Les Péruviens sont au bout du rouleau dans le contexte de la pire crise économique depuis deux décennies. Cette crise fait suite à plus de deux ans de pandémie qui, à ce jour, a coûté la vie à 212.486 personnes, soit le deuxième taux de mortalité par habitant le plus élevé au monde.

La flambée des prix des denrées alimentaires et des carburants risque de dégénérer en une véritable crise de la faim, notamment en raison d’une pénurie d’engrais.

L’industrie agricole péruvienne est confrontée à un déficit de 180.000 tonnes d’urée, un engrais azoté essentiel, et la production de produits de base tels que le riz, les pommes de terre et le maïs devrait chuter de 40% si aucune solution n’est trouvée dans les mois à venir, selon Eduardo Zegarra, économiste agraire et chercheur au groupe de réflexion GRADE.

Les prix mondiaux des engrais ont bondi après l’invasion de l’Ukraine par la Russie, qui a fait grimper le coût du gaz naturel, principal intrant de la plupart des engrais azotés, obligeant les producteurs européens à réduire leur production. Les sanctions prises à l’encontre de la Russie, qui est l’un des principaux expéditeurs à bas prix de tous les principaux types de nutriments agricoles, perturbent le commerce mondial. L’an dernier, la Russie a fourni 70% des engrais du Pérou.

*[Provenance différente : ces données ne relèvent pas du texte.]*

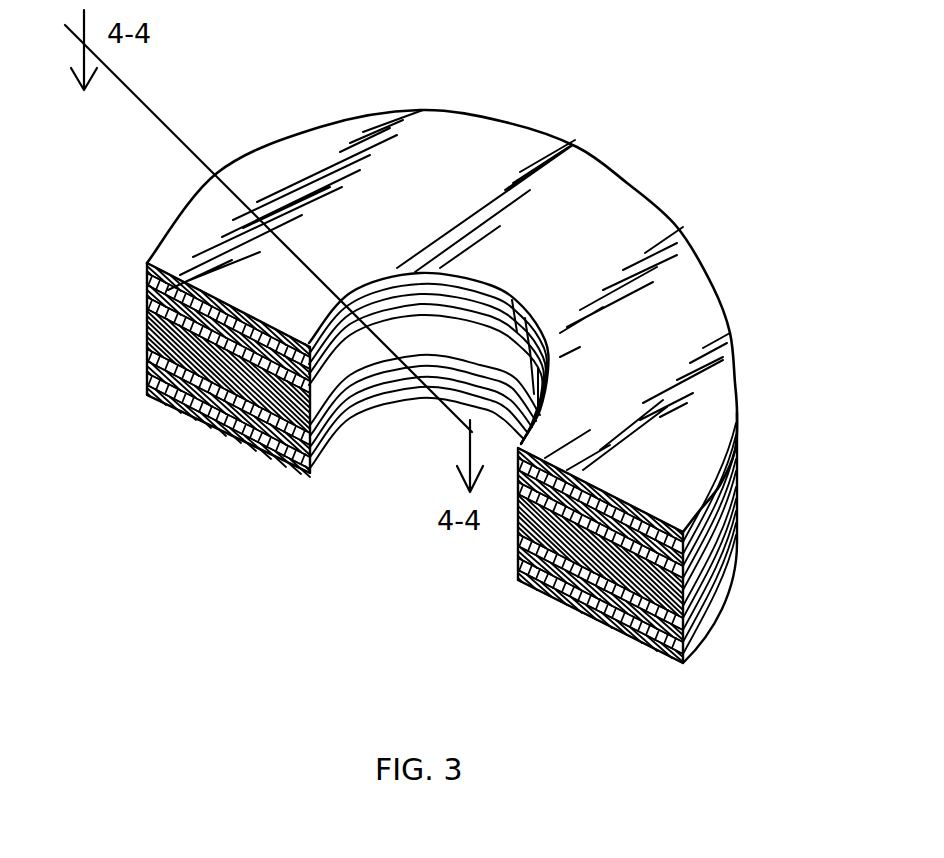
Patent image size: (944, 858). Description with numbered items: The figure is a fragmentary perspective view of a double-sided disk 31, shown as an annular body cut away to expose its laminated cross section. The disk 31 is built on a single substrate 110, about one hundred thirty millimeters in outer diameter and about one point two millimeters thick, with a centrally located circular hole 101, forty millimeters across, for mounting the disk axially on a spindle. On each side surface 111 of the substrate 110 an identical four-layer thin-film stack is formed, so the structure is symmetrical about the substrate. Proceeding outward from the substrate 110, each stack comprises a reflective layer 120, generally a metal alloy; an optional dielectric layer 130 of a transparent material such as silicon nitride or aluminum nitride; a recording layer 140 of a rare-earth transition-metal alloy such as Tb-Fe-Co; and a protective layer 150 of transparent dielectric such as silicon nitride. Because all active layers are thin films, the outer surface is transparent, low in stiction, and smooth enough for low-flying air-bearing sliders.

The disk 31 is at (415, 86).
The circular hole 101 is at (483, 290).
The substrate 110 is at (147, 333).
The side surface 111 is at (715, 530).
The reflective layer 120 is at (147, 305).
The dielectric layer 130 is at (147, 293).
The recording layer 140 is at (147, 280).
The protective layer 150 is at (147, 267).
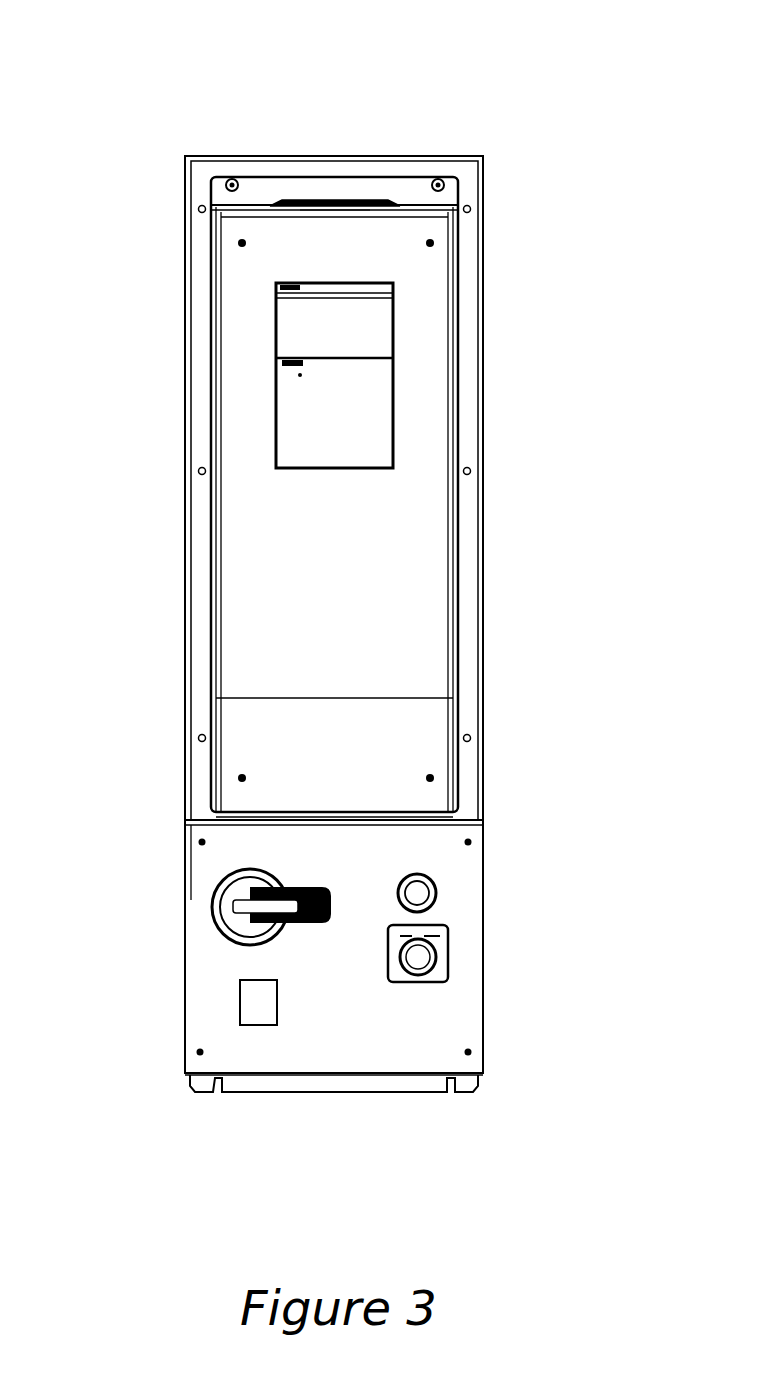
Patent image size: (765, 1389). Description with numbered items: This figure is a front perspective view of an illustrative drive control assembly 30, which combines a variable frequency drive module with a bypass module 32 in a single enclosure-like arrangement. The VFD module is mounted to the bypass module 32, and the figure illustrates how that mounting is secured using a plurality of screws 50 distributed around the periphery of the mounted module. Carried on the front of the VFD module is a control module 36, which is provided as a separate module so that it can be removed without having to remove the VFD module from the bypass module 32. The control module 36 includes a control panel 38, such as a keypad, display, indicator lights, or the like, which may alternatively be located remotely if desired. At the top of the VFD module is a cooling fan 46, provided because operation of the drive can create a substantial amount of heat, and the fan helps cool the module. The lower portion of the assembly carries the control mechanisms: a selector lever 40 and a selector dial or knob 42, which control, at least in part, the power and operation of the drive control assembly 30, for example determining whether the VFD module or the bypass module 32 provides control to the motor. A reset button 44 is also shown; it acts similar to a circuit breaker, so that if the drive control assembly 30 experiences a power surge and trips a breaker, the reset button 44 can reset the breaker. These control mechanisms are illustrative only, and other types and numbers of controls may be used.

The drive control assembly 30 is at (578, 88).
The bypass module 32 is at (467, 333).
The control module 36 is at (423, 594).
The control panel 38 is at (298, 333).
The selector lever 40 is at (235, 935).
The selector dial or knob 42 is at (445, 955).
The reset button 44 is at (437, 890).
The cooling fan 46 is at (352, 200).
The screws 50 is at (230, 178).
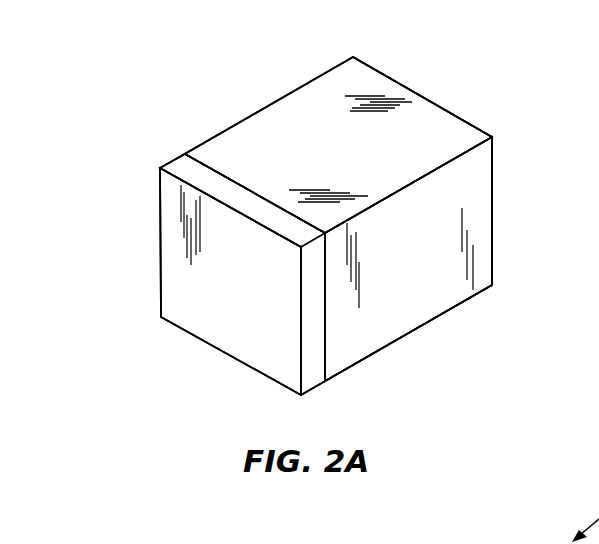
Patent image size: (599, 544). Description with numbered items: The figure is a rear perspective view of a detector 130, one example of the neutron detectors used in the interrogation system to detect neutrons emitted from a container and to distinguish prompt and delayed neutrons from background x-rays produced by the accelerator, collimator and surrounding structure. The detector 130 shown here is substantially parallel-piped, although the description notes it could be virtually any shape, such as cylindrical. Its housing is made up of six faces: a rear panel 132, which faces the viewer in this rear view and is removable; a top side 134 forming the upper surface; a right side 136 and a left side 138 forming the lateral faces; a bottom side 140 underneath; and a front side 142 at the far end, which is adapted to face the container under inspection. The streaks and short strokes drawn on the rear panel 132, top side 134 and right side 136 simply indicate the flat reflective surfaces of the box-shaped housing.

The detector 130 is at (158, 82).
The rear panel 132 is at (251, 289).
The top side 134 is at (362, 152).
The right side 136 is at (429, 264).
The left side 138 is at (319, 76).
The bottom side 140 is at (425, 324).
The front side 142 is at (391, 78).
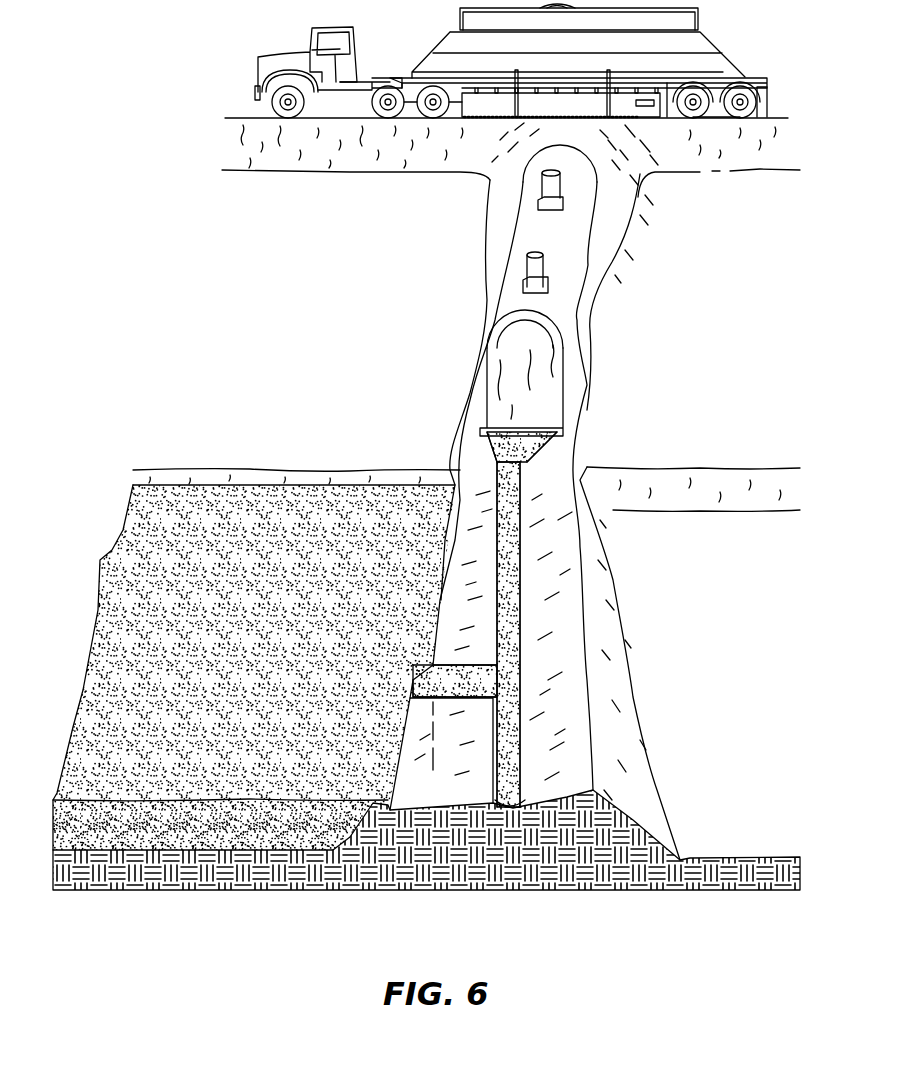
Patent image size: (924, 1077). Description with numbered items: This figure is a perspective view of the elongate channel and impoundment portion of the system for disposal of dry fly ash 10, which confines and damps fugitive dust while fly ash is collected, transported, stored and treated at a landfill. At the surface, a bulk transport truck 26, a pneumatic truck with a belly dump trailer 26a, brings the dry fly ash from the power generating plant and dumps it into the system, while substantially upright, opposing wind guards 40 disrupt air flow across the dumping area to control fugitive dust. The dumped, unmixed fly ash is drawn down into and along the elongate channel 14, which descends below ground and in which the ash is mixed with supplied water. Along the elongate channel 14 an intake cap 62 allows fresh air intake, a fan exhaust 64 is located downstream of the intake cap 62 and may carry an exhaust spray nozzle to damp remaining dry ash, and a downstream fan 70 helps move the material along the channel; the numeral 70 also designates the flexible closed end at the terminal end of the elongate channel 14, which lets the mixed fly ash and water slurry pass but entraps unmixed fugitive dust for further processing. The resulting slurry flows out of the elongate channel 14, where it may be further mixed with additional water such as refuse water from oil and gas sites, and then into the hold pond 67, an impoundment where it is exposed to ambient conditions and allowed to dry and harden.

The system for disposal of dry fly ash 10 is at (140, 43).
The bulk transport truck 26 is at (282, 60).
The belly dump trailer 26a is at (683, 23).
The wind guards 40 is at (645, 103).
The elongate channel 14 is at (560, 252).
The intake cap 62 is at (543, 188).
The fan exhaust 64 is at (535, 267).
The downstream fan 70 is at (520, 363).
The hold pond 67 is at (253, 518).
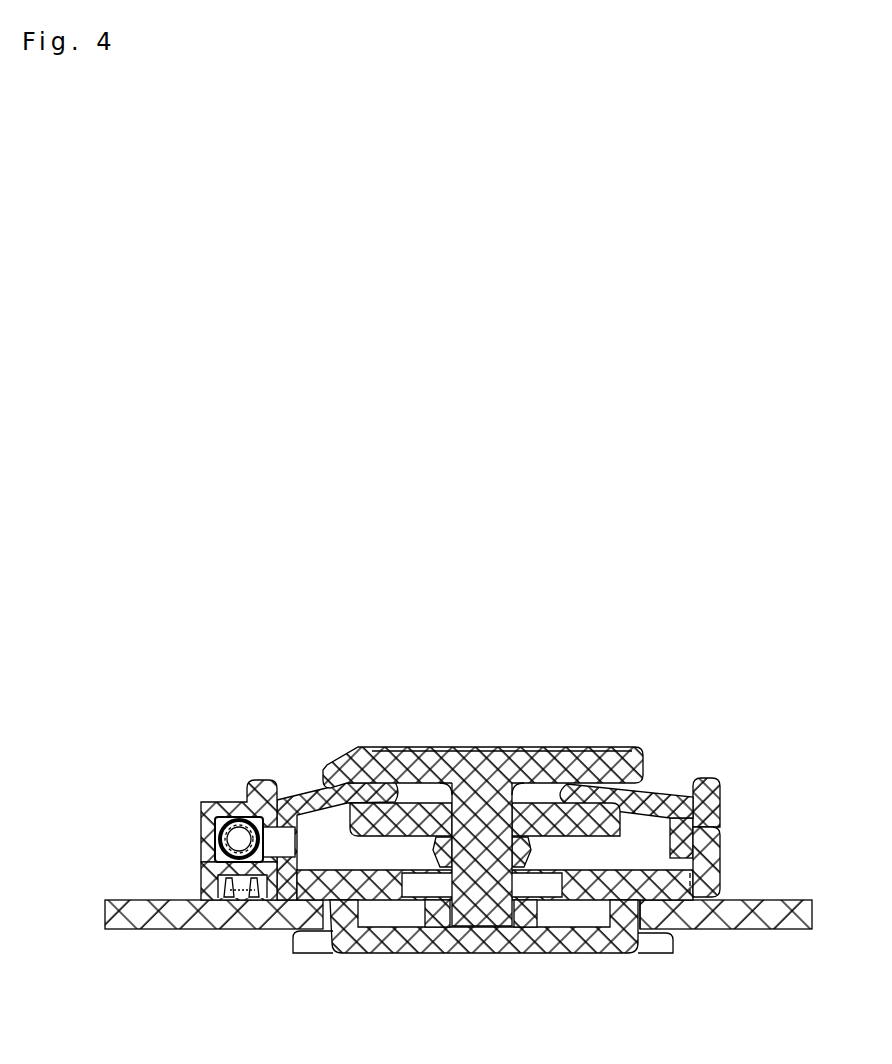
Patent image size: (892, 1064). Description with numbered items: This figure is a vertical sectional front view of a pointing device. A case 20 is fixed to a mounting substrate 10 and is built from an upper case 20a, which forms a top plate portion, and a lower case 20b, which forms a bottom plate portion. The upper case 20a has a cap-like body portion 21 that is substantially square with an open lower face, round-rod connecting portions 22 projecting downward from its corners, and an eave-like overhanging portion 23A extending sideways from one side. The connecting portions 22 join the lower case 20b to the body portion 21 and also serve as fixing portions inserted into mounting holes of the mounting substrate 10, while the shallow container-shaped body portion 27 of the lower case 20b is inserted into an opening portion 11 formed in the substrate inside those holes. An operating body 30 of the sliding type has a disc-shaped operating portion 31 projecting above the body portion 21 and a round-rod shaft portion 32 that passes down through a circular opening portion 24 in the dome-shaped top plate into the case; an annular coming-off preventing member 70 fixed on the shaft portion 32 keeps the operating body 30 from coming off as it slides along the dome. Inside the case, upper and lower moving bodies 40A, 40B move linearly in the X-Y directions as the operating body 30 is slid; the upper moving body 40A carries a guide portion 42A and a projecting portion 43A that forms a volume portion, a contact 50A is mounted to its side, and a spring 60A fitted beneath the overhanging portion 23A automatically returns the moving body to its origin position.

The mounting substrate 10 is at (805, 930).
The opening portion 11 is at (653, 944).
The case 20 is at (547, 864).
The upper case 20a is at (735, 789).
The lower case 20b is at (479, 973).
The body portion 21 is at (305, 787).
The connecting portions 22 is at (310, 955).
The overhanging portion 23A is at (212, 800).
The opening portion 24 is at (552, 786).
The body portion 27 is at (420, 954).
The operating body 30 is at (483, 829).
The operating portion 31 is at (412, 747).
The shaft portion 32 is at (483, 907).
The moving body 40A is at (767, 845).
The moving body 40B is at (547, 916).
The guide portion 42A is at (723, 836).
The projecting portion 43A is at (200, 870).
The contact 50A is at (243, 903).
The spring 60A is at (200, 842).
The coming-off preventing member 70 is at (650, 797).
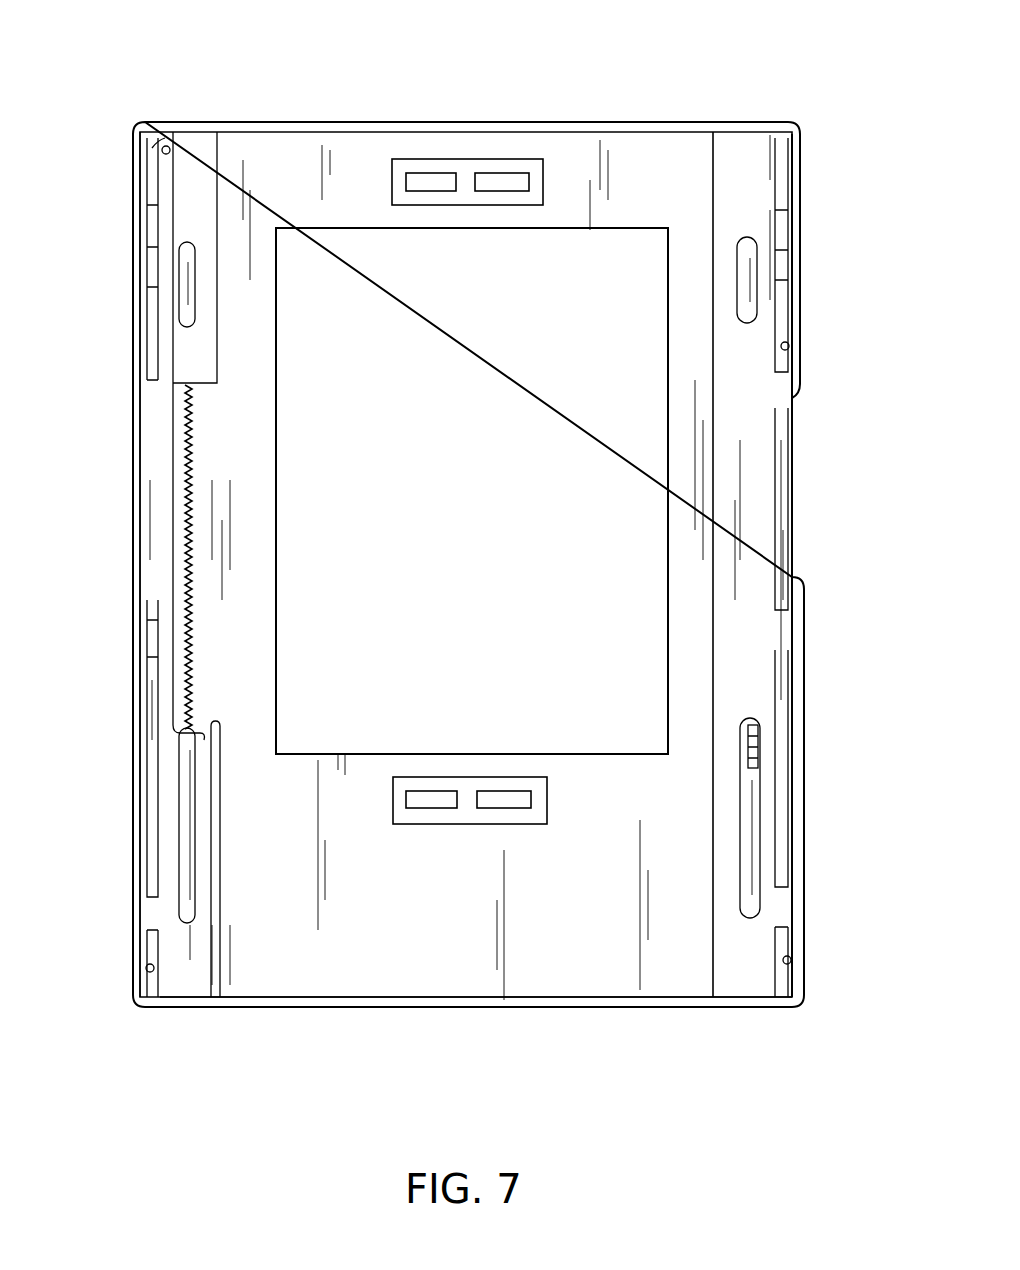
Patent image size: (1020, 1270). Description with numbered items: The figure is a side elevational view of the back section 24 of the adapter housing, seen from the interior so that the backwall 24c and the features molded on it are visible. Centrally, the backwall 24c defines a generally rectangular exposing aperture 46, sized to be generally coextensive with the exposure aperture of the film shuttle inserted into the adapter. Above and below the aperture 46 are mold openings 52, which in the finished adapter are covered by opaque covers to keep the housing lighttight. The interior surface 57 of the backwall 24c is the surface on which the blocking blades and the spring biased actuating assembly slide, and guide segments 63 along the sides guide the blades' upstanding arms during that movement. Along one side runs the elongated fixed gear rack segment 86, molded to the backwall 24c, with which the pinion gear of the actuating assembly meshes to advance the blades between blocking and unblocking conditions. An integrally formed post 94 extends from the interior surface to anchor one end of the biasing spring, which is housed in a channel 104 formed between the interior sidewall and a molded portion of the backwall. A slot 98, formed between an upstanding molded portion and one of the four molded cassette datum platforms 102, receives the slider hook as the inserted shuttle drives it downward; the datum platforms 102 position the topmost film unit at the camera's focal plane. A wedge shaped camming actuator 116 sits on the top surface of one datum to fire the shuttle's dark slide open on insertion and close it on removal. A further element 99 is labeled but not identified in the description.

The back section 24 is at (802, 112).
The backwall 24c is at (555, 962).
The exposing aperture 46 is at (278, 362).
The mold openings 52 is at (516, 182).
The interior surface 57 is at (352, 772).
The guide segments 63 is at (712, 262).
The elongated fixed gear rack segment 86 is at (192, 470).
The post 94 is at (178, 148).
The slot 98 is at (204, 740).
The guide bar 99 is at (220, 795).
The molded cassette datum platforms 102 is at (183, 303).
The channel 104 is at (167, 185).
The camming actuator 116 is at (758, 740).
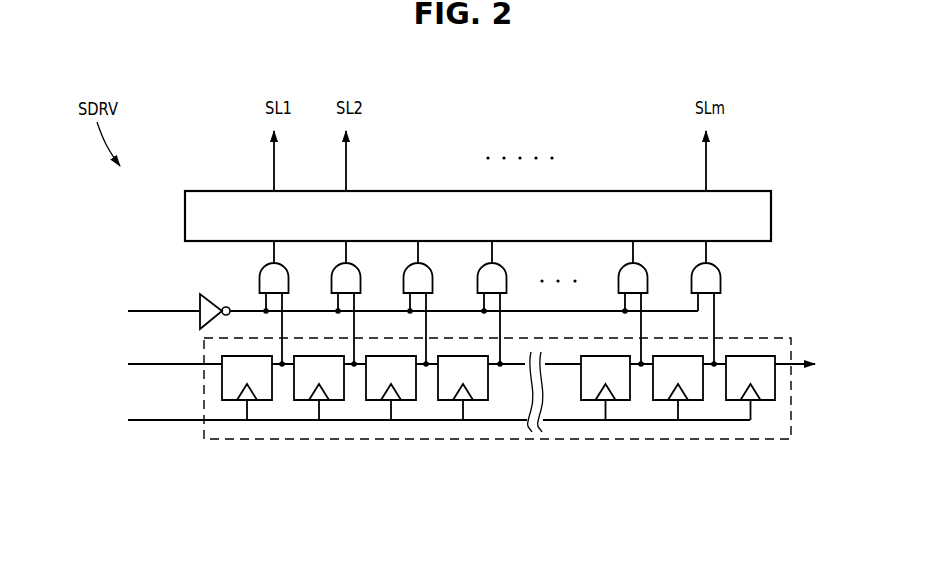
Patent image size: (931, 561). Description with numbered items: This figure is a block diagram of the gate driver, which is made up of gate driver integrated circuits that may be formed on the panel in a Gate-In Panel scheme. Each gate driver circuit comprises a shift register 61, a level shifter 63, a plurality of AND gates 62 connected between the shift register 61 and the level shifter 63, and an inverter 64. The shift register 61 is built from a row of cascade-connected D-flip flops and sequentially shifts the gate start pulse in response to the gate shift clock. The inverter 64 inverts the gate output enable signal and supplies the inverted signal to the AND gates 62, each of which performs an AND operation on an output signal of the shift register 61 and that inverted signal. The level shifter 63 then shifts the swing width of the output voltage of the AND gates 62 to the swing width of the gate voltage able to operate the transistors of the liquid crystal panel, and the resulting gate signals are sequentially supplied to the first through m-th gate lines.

L’économie péruvienne continuera de se contracter au cours des prochains mois. Selon l’Institut péruvien d’économie (IPE), les investissements privés vont chuter de 6 à 8%. Et 61% des citoyens auront des difficultés à payer leurs intérêts.

L’exonération de l’ISC (impôt sélectif sur la consommation) par le gouvernement sur le carburant et de l’IGV (impôt général sur les ventes) sur le «panier familial» et autres denrées alimentaires profite principalement aux ménages des deux quintiles de revenus les plus élevés, plutôt qu’à la masse des travailleurs et des paysans.

En ce qui concerne les familles péruviennes les plus pauvres, le quotidien La Repúblicarapporte que «les pots communs [organisations de groupes de survie parmi les Péruviens les plus pauvres] luttent contre la hausse des prix des aliments. Se procurer du sucre, de l’huile, des légumes et de la viande est devenu une odyssée pour les dirigeants de ces organisations.»

Pour compenser la perte de revenus, depuis les premiers mois de la pandémie, les familles ont épuisé les économies de leurs fonds de pension pour payer le loyer, l’école, la nourriture, le transport et d’autres biens et services essentiels. En conséquence, les actifs des fonds de pension du pays ont chuté d’environ un tiers.

L’impact de l’inflation ne devrait que s’aggraver. Au cours des 12 derniers mois, elle a atteint 7,45%. Pour juguler l’inflation, la Banque du Pérou a augmenté le taux d’intérêt de référence de 50 points de base (0,5%), ce qui a pour effet d’augmenter le coût des emprunts. Cette mesure affectera particulièrement les micros et petites entreprises (mypes), qui sont les principaux générateurs d’emplois dans un pays où le travail informel atteint 76%.

La réponse populaire aux scandales de corruption, à l’incapacité évidente du gouvernement bourgeois de Pedro Castillo à faire face à la crise et à ses récents contacts avec des éléments d’extrême droite s’exprime dans les sondages les plus récents. Selon l’institut de sondage Ipsos, le taux d’approbation de Castillo est tombé à 19%, et celui de la présidente du Congrès, Maria del Carmen Alva, du parti de centre-droit Acción Popular, à 15%. De plus, 63% des personnes interrogées ont déclaré que Castillo devait démissionner. Le principal journal de la bourgeoisie, El Comercio, a claironné: «Rejet massif de Pedro Castillo».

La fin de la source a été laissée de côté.